In deze zaak heeft de Hoge Raad op 14 maart 2014 uitspraak gedaan in een cassatieberoep van belanghebbende tegen een eerdere uitspraak van de Centrale Raad van Beroep. De Centrale Raad had op 28 november 2012 uitspraak gedaan in een hoger beroep van belanghebbende tegen een beslissing van de Rechtbank te Haarlem, die betrekking had op een besluit van het Uitvoeringsinstituut werknemersverzekeringen ingevolge de Ziektewet. Belanghebbende, vertegenwoordigd door mr. M.E. Bruning, heeft in cassatie een middel voorgesteld.

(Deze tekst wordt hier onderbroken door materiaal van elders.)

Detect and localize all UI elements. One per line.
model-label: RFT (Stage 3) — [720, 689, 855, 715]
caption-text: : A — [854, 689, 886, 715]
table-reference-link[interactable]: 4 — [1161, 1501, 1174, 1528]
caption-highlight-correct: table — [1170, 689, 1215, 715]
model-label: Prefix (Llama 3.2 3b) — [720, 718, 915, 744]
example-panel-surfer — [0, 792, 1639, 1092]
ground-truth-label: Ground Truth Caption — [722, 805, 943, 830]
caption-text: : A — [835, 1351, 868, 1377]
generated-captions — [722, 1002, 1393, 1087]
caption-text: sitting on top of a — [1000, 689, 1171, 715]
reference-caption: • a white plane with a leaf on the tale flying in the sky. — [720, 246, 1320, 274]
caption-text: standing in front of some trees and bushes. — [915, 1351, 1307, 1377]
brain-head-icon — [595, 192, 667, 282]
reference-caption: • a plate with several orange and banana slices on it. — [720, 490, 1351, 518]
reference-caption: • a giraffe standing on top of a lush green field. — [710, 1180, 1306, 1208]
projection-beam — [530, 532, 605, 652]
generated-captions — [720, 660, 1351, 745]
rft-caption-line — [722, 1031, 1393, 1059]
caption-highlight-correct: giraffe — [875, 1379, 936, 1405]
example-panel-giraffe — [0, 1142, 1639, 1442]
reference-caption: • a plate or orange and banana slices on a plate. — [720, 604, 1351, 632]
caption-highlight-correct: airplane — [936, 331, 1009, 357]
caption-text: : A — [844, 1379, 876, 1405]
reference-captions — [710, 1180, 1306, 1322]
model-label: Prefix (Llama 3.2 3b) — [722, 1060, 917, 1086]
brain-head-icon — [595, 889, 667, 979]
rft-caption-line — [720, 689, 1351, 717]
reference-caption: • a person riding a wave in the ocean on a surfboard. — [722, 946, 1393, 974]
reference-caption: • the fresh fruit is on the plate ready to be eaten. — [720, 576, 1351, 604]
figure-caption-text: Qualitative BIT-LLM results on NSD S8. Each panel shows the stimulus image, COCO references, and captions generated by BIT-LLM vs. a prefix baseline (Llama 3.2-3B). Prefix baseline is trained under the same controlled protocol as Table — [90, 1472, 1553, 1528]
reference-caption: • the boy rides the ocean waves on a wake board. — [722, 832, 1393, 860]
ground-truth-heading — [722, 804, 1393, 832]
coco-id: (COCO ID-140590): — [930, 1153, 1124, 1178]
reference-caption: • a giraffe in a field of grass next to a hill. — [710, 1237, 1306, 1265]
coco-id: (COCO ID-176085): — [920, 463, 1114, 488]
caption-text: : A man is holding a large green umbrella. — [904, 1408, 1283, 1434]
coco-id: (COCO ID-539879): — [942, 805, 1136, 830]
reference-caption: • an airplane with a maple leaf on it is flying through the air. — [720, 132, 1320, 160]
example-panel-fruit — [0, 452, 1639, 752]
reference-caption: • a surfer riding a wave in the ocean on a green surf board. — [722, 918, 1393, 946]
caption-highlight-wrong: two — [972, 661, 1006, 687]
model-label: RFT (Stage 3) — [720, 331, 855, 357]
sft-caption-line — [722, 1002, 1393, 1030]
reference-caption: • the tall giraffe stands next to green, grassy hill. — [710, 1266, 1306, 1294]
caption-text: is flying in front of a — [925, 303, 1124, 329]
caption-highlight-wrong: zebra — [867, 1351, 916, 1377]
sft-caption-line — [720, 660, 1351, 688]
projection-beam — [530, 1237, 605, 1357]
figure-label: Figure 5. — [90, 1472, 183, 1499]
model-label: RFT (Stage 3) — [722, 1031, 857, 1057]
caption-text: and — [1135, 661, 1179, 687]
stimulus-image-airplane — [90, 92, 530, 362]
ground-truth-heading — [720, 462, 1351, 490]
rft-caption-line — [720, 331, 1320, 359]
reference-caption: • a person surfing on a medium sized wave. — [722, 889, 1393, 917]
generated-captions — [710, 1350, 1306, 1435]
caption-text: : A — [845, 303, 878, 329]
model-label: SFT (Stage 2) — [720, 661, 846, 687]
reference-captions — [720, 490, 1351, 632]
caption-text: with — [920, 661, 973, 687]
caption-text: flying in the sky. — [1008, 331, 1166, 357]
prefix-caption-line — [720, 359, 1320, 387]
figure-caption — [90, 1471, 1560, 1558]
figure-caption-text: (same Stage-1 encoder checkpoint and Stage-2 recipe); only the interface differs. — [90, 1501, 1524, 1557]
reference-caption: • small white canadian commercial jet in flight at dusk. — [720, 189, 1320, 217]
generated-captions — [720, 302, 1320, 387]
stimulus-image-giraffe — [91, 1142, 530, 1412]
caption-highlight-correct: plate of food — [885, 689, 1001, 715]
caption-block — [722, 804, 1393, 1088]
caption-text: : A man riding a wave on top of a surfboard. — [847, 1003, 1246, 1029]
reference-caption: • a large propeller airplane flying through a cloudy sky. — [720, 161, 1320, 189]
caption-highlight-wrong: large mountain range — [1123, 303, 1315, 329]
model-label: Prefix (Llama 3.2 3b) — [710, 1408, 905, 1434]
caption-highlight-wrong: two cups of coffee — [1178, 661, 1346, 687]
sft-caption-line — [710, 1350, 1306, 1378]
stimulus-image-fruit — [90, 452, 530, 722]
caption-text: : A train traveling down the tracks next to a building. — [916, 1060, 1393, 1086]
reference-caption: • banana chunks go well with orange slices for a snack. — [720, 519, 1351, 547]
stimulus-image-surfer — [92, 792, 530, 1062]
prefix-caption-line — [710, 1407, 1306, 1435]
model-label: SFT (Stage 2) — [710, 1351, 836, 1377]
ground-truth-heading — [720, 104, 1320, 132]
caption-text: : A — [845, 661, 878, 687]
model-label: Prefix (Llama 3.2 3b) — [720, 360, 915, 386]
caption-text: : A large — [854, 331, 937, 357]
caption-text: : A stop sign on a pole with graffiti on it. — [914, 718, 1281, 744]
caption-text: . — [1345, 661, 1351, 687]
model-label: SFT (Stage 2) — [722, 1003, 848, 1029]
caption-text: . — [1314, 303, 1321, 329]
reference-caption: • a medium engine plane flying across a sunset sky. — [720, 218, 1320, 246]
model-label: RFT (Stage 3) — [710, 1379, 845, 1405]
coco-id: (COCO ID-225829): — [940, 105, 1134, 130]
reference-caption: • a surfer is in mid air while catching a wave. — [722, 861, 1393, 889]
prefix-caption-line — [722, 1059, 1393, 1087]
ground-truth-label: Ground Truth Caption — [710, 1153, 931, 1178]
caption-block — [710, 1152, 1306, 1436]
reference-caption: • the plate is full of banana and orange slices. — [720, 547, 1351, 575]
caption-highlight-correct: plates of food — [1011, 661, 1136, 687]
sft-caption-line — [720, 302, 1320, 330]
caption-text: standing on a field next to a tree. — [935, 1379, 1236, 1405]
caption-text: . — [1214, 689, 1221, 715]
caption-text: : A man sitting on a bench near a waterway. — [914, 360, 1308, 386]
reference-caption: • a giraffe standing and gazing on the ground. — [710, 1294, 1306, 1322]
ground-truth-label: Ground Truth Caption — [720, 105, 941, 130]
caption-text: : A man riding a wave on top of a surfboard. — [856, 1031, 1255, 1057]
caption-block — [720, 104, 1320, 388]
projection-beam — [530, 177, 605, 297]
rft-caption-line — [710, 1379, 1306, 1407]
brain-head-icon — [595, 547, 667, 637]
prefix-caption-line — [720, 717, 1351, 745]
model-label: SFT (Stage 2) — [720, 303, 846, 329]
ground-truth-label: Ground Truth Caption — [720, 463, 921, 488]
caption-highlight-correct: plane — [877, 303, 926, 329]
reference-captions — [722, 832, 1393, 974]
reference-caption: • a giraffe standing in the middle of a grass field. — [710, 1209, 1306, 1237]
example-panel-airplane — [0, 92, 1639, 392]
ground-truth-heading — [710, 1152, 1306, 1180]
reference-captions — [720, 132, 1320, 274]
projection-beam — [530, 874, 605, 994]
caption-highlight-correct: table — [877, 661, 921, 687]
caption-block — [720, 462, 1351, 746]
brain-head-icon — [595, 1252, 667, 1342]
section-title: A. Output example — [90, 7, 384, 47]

De Hoge Raad heeft het middel beoordeeld en geconcludeerd dat het niet tot cassatie kan leiden. Dit werd onderbouwd met verwijzing naar artikel 81, lid 1, van de Wet op de rechterlijke organisatie, waaruit blijkt dat het middel geen nadere motivering behoeft, omdat het niet leidt tot beantwoording van rechtsvragen die van belang zijn voor de rechtseenheid of de rechtsontwikkeling.
Daarnaast heeft de Hoge Raad geen termen aanwezig geacht voor een veroordeling in de proceskosten. De uitspraak van de Hoge Raad houdt in dat het beroep in cassatie ongegrond wordt verklaard, waarmee de eerdere uitspraak van de Centrale Raad van Beroep in stand blijft.
Deze beslissing is openbaar uitgesproken en ondertekend door de raadsheren C. Schaap als voorzitter, P.M.F. van Loon en Th. Groeneveld, met de waarnemend griffier F. Treuren aanwezig.